Pesquisadores descobrem antiveneno potente em sangue de cascavel

Pesquisadores da Universidade de Maryland identificaram uma nova abordagem para o tratamento de picadas de serpentes, utilizando proteínas bloqueadoras de toxinas presentes no sangue de cascavéis. O estudo, liderado pelo professor Sean B. Carroll, revela que essas combinações de proteínas podem neutralizar venenos de várias espécies de serpentes de forma mais eficaz do que os antivenenos atualmente disponíveis.
Nova abordagem para tratamento de picadas de serpentes
A pesquisa sugere que as proteínas encontradas no sangue de cascavéis, como a FETUA-3, podem ser utilizadas para desenvolver antivenenos mais potentes. Esses antivenenos, inspirados nas defesas naturais das serpentes, mostraram-se cerca de dez vezes mais eficazes em testes laboratoriais do que os tratamentos comerciais existentes. Os resultados foram publicados na revista Proceedings of the National Academy of Sciences.

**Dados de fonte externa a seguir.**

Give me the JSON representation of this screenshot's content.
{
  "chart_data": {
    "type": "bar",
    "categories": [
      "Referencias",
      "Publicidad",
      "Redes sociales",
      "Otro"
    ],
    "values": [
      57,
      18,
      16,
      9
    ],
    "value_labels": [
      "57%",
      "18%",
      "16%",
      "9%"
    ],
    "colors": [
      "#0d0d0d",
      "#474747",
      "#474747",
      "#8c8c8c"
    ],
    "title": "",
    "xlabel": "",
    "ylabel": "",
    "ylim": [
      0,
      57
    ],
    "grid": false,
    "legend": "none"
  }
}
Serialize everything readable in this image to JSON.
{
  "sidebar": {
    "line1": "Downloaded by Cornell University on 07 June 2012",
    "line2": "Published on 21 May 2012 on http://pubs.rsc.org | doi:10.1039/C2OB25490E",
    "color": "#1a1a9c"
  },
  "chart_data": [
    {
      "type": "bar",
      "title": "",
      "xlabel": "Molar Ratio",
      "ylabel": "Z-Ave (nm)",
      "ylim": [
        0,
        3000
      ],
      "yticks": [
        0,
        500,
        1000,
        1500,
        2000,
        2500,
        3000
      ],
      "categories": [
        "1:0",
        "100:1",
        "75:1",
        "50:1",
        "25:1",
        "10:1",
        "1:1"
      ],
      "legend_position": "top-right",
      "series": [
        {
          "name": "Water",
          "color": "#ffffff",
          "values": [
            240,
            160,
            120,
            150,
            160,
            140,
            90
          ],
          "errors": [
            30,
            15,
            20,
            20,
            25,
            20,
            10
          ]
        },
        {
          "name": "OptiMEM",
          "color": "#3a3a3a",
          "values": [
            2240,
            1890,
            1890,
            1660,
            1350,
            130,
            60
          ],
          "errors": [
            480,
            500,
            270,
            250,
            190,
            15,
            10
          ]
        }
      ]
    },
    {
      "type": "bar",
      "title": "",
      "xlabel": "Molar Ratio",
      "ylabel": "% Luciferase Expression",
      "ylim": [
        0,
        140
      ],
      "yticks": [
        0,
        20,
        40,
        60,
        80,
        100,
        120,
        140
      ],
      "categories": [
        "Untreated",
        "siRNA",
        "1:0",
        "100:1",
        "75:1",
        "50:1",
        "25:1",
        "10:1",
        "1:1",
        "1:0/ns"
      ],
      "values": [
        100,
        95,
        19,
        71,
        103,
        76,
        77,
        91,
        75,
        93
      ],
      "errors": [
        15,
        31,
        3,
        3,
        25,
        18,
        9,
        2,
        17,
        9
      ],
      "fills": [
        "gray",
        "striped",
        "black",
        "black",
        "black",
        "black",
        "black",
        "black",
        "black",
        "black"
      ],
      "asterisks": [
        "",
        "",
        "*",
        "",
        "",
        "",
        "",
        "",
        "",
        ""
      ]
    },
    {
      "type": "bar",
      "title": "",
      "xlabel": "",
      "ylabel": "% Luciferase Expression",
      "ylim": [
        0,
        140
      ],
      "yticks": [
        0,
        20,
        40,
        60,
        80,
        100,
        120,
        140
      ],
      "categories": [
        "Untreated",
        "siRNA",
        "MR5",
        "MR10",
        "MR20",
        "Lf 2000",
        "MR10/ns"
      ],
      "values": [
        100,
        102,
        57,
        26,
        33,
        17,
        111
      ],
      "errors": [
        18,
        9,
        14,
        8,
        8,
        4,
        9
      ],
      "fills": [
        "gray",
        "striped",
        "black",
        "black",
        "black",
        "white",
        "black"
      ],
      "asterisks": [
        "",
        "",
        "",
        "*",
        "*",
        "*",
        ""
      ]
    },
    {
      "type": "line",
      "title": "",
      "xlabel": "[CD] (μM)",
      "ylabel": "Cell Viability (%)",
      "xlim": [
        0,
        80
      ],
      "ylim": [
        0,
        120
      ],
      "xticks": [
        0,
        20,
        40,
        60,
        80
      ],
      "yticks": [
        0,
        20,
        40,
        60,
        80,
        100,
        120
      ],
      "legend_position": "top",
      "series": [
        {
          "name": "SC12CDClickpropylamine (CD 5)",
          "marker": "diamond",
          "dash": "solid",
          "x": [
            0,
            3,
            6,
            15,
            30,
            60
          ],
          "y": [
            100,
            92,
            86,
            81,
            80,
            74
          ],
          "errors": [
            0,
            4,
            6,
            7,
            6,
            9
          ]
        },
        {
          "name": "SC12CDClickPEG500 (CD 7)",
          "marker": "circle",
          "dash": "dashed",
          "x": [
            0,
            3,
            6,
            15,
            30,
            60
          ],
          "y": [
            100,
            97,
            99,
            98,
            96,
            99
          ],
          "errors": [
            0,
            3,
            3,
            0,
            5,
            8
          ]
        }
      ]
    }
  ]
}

Desafios globais das picadas de serpentes
As picadas de serpentes são consideradas uma das doenças tropicais mais negligenciadas. A Organização Mundial da Saúde estima que entre 80 mil e 140 mil pessoas morrem anualmente devido a venenos de serpentes, enquanto muitos sobreviventes enfrentam deficiências permanentes. O acesso a antivenenos eficazes é limitado, especialmente em áreas rurais, onde a produção e a qualidade dos tratamentos existentes podem variar significativamente.
Defesa natural encontrada no sangue de cascavel
A pesquisa anterior de Carroll já havia identificado a FETUA-3 como uma proteína capaz de bloquear a atividade de toxinas presentes no veneno de cascavéis. Essa descoberta levou os cientistas a investigar como essas proteínas poderiam ser combinadas para aumentar a resistência ao veneno. A análise revelou que, embora cada proteína individual tenha um efeito limitado, sua combinação pode oferecer uma proteção mais robusta.
Combinações de proteínas aumentam eficácia do antiveneno
Os pesquisadores descobriram que misturas otimizadas de várias proteínas FETUA são significativamente mais eficazes na neutralização dos efeitos nocivos do veneno. Em experimentos laboratoriais, essas combinações mostraram-se cerca de dez vezes mais potentes do que os antivenenos derivados de ovelhas atualmente utilizados. A complexidade do veneno, que pode conter até 100 proteínas tóxicas diferentes, exige testes contínuos para encontrar as melhores combinações.
As descobertas podem levar ao desenvolvimento de antivenenos mais eficazes e acessíveis, representando um avanço significativo na luta contra as picadas de serpentes, que continuam a ser uma séria ameaça à saúde em diversas regiões do mundo.